[While there’s absolutely a need to take care when dealing with issues involving major risk of litigation, sometimes the situation demands a clear, “We’re sorry”. In this guest post, reputation and crisis expert Mark Story asks why it was those words Boeing battled to avoid saying in the face of crashing 737 Max aircraft.]
Boeing: “sorry” doesn’t have to be the hardest word
Peruse any newspaper, news aggregator or social media feed and you will see that outrage appears to be the default response for many, especially for those who quickly take to social media to express anger. Outrage can and does provide a spark of discontent and stokes the flames of reputational crises. Organizations whose reputations are threatened need to respond to crises quickly, but equally importantly, effectively.
Institutions or individuals can recover from crises by showing empathy, demonstrating that they have heard their publics’ concerns and have done something to address them. A crisis is not the time to prove that you are right, it’s an opportunity to show that you are listening and atone for things that you may have done wrong.
In March of 2019 after two crashes of two of Boeing’s 737 Max aircraft that appeared to be linked, international pressure mounted on the company to ground the airplanes and perform rigorous safety inspections. Government authorities around the world suspended operation of the aircraft and rather than taking the opportunity to do what many saw as the proper thing to do, Boeing resisted grounding them. Their CEO even called the U.S. President to assure/lobby him that the planes were safe even after government authorities around the world grounded the aircraft.
Boeing’s 737 Max initial crisis response was slow, clumsy and was largely a self-inflicted wound. They did not stress empathy for the families of those who died nor acknowledge the fears of passengers who fly on their aircraft. Their CEO calling the U.S. President to convince him to not ground the planes made it appear that Boeing valued profit over safety. Given the opportunity to do what many viewed as the right thing, Boeing appeared tone deaf and interested only in keeping the planes flying in the U.S.
While a quick response to an unfolding crisis is critically important, organizations still get wrong what the public expects: say that you are sorry for what happened and for what you did or did not do. Boeing should have done a much better job of acknowledging the grief and fear of people throughout the world and sincerely apologizing for the loss of life. In short, they should have beaten themselves up about it worse than the public could do.
The quote below is from a Forbes blog post by Davia Temin from April 2019, “Great Crisis Management Is Counterintuitive: That’s Why Boeing, Wells Fargo Are Getting It So Wrong.” In it, she lays out how to really apologize in today’s environment in which outrage is the norm:
What really works in a crisis situation these days is authentic and true groveling. Now I don’t mean a formulaic response on how management takes the problem “very seriously.” I mean prostration – the organization literally throwing itself on its sword in atonement. Over and over again.

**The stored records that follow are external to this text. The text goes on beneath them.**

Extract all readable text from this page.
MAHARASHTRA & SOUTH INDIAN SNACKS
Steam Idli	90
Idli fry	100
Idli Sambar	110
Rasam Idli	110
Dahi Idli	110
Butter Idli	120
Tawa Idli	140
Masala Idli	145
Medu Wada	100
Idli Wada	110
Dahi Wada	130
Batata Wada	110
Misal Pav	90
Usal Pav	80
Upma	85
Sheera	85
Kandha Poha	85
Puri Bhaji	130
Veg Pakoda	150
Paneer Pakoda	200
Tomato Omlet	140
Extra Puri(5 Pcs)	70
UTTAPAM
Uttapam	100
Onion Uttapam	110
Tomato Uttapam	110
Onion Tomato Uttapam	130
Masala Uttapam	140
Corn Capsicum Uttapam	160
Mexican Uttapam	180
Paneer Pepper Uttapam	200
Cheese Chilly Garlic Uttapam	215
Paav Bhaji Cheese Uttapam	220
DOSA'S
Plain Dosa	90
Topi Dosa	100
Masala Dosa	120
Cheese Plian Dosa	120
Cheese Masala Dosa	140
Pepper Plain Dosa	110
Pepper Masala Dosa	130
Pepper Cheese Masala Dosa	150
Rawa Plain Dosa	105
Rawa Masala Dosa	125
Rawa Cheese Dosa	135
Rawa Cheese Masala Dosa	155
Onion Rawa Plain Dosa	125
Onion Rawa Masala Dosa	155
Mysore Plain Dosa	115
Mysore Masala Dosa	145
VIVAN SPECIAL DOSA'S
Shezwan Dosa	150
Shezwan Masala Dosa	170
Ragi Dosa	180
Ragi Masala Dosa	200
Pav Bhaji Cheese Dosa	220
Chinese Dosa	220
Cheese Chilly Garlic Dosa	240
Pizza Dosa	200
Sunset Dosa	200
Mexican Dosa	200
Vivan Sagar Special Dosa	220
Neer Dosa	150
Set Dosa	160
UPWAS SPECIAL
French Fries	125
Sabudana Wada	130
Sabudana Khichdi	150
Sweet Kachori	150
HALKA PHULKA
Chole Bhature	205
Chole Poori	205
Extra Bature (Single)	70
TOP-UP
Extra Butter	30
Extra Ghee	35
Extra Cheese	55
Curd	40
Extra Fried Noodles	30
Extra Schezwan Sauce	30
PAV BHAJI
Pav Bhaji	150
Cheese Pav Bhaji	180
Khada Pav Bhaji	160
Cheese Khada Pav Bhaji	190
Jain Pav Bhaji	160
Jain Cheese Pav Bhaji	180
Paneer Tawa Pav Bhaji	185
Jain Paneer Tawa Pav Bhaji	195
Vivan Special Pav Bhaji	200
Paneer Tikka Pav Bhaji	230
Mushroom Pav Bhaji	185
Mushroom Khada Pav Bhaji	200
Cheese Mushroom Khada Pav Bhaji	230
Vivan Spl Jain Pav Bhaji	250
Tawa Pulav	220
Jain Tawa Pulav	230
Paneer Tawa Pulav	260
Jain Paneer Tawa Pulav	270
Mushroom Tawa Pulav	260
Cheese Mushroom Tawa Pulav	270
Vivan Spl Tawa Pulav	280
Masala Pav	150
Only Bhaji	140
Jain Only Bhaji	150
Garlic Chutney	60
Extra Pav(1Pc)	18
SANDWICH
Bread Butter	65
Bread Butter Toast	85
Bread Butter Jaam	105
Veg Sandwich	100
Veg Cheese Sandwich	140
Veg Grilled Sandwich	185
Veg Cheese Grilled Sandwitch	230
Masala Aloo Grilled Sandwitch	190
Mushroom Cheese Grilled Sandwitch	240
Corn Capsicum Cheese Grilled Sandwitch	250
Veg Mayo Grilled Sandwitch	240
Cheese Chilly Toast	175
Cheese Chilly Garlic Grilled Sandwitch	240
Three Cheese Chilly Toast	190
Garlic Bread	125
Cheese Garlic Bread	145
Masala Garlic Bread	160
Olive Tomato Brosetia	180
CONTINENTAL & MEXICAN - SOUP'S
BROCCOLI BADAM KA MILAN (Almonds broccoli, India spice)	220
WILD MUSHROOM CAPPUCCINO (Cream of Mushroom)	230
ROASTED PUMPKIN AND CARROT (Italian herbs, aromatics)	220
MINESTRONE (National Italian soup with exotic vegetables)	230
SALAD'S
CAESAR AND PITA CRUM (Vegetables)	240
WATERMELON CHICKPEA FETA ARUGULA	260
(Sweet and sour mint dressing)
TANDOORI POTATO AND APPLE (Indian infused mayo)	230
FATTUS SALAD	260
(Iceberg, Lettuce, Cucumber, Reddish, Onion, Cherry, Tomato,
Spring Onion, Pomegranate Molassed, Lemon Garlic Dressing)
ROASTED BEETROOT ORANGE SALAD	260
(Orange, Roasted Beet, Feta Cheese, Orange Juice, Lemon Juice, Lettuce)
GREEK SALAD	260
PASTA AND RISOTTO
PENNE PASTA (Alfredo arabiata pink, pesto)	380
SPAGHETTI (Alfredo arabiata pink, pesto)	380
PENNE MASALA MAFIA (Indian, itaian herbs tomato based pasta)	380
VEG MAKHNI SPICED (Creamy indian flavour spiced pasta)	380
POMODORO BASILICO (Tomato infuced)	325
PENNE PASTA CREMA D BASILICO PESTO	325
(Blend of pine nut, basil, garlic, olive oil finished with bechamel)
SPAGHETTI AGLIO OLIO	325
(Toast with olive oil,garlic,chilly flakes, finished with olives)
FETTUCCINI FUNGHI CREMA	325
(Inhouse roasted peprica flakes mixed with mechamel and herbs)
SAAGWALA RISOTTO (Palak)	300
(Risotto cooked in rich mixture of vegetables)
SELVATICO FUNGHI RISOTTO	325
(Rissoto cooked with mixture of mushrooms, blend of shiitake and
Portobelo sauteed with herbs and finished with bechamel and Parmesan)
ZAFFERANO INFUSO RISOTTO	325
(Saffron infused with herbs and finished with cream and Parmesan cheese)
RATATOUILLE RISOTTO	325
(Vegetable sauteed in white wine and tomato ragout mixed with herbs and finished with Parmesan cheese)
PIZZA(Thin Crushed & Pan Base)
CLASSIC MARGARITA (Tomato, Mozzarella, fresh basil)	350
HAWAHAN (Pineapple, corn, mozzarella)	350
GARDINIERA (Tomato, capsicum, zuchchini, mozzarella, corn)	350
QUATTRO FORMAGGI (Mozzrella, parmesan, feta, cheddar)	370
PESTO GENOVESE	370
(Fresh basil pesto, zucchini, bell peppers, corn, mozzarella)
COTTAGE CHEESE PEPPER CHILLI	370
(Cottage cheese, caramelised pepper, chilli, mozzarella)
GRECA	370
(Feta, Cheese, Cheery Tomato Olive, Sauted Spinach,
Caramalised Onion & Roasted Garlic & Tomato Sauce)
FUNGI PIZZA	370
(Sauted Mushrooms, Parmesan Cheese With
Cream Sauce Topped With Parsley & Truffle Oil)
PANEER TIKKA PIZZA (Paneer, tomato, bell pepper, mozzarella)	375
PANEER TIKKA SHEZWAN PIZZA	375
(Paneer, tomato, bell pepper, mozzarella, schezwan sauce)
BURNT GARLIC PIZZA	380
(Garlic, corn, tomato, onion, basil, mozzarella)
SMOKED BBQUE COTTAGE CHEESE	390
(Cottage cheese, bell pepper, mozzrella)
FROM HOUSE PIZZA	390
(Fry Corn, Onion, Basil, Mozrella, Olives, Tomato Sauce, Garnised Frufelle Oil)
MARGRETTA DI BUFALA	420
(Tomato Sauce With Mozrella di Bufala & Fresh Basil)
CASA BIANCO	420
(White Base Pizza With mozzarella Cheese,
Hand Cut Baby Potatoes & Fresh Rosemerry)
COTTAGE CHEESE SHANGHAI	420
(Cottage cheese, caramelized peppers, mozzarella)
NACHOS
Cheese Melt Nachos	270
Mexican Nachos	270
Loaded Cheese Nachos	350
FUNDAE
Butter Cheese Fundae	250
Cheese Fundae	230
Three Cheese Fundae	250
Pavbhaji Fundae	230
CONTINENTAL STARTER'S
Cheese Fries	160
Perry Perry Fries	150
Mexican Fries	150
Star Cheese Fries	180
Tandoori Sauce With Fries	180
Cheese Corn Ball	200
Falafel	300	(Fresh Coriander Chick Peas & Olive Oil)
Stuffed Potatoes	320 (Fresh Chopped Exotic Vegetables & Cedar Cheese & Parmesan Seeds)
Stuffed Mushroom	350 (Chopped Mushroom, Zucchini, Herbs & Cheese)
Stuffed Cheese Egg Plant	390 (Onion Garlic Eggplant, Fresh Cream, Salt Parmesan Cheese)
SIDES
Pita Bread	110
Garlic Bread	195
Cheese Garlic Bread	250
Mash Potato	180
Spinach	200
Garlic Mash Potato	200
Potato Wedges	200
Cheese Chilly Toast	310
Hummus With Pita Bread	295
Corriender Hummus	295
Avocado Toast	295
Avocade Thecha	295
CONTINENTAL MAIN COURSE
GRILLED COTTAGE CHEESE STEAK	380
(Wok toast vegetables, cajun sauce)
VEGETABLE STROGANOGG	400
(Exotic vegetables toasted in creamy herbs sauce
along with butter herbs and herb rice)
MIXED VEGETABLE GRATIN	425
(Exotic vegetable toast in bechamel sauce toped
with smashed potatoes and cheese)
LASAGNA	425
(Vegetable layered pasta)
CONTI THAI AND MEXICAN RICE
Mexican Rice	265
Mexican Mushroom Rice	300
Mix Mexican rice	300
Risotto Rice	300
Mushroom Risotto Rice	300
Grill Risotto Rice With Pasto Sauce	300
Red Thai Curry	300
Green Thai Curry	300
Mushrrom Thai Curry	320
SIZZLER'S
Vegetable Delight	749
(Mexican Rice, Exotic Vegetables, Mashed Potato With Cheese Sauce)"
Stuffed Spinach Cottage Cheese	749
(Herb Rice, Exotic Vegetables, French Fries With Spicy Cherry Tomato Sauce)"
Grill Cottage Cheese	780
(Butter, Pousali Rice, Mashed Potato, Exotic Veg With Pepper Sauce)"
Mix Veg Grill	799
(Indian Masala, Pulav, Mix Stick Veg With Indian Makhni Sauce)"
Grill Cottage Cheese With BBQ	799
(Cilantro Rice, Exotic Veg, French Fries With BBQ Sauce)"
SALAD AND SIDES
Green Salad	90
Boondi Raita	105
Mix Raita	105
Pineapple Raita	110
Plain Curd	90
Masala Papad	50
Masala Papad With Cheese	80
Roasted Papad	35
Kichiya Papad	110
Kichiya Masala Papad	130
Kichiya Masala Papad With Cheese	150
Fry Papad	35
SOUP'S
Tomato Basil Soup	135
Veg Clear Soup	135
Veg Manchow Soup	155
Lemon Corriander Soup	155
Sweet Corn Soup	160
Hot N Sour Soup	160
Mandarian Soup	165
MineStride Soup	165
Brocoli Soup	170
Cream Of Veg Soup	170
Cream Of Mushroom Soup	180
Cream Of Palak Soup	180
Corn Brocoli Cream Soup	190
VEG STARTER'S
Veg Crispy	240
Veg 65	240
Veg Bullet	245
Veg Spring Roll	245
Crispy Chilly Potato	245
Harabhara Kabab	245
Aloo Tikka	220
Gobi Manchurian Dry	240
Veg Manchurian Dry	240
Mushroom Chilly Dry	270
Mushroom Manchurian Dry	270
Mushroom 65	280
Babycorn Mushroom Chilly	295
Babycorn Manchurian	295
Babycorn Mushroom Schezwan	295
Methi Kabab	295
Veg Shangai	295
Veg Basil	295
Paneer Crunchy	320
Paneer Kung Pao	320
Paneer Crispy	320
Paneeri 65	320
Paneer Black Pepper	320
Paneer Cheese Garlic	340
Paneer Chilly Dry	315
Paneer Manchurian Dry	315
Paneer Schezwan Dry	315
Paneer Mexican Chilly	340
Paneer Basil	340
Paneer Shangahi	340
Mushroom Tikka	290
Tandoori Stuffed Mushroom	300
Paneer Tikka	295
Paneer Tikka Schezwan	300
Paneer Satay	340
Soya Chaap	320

In their March 11, 2019 press release, Boeing had a golden opportunity to express their true remorse over the loss of life. Instead, they offered paragraphs laced with technical jargon like this:
Boeing’s 737 MAX Flight Crew Operations Manual (FCOM) already outlines an existing procedure to safely handle the unlikely event of erroneous data coming from an angle of attack (AOA) sensor. The pilot will always be able to override the flight control law using electric trim or manual trim. In addition, it can be controlled through the use of the existing runaway stabilizer procedure as reinforced in the Operations Manual Bulletin (OMB) issued on Nov. 6, 2018.
Emotion needs to be answered with emotion, not acronyms. Instead, in the last paragraph of their release that contained 494 words, Boeing stated:
Additionally, we would like to express our deepest condolences to those who lost loved ones on Ethiopian Airlines Flight 302.
To Ms. Temin’s point, to help recover from a crisis, organizations need to apologize sincerely and acknowledge what they have done wrong and what they will do better. If, during and after a crisis, institutions punish themselves harder than their stakeholders can, forgiveness is likely to follow on the path to recovery. Boeing is in an industry in which terrible things happen all too frequently and they should know better.
For Boeing, “sorry” should not have been the hardest word.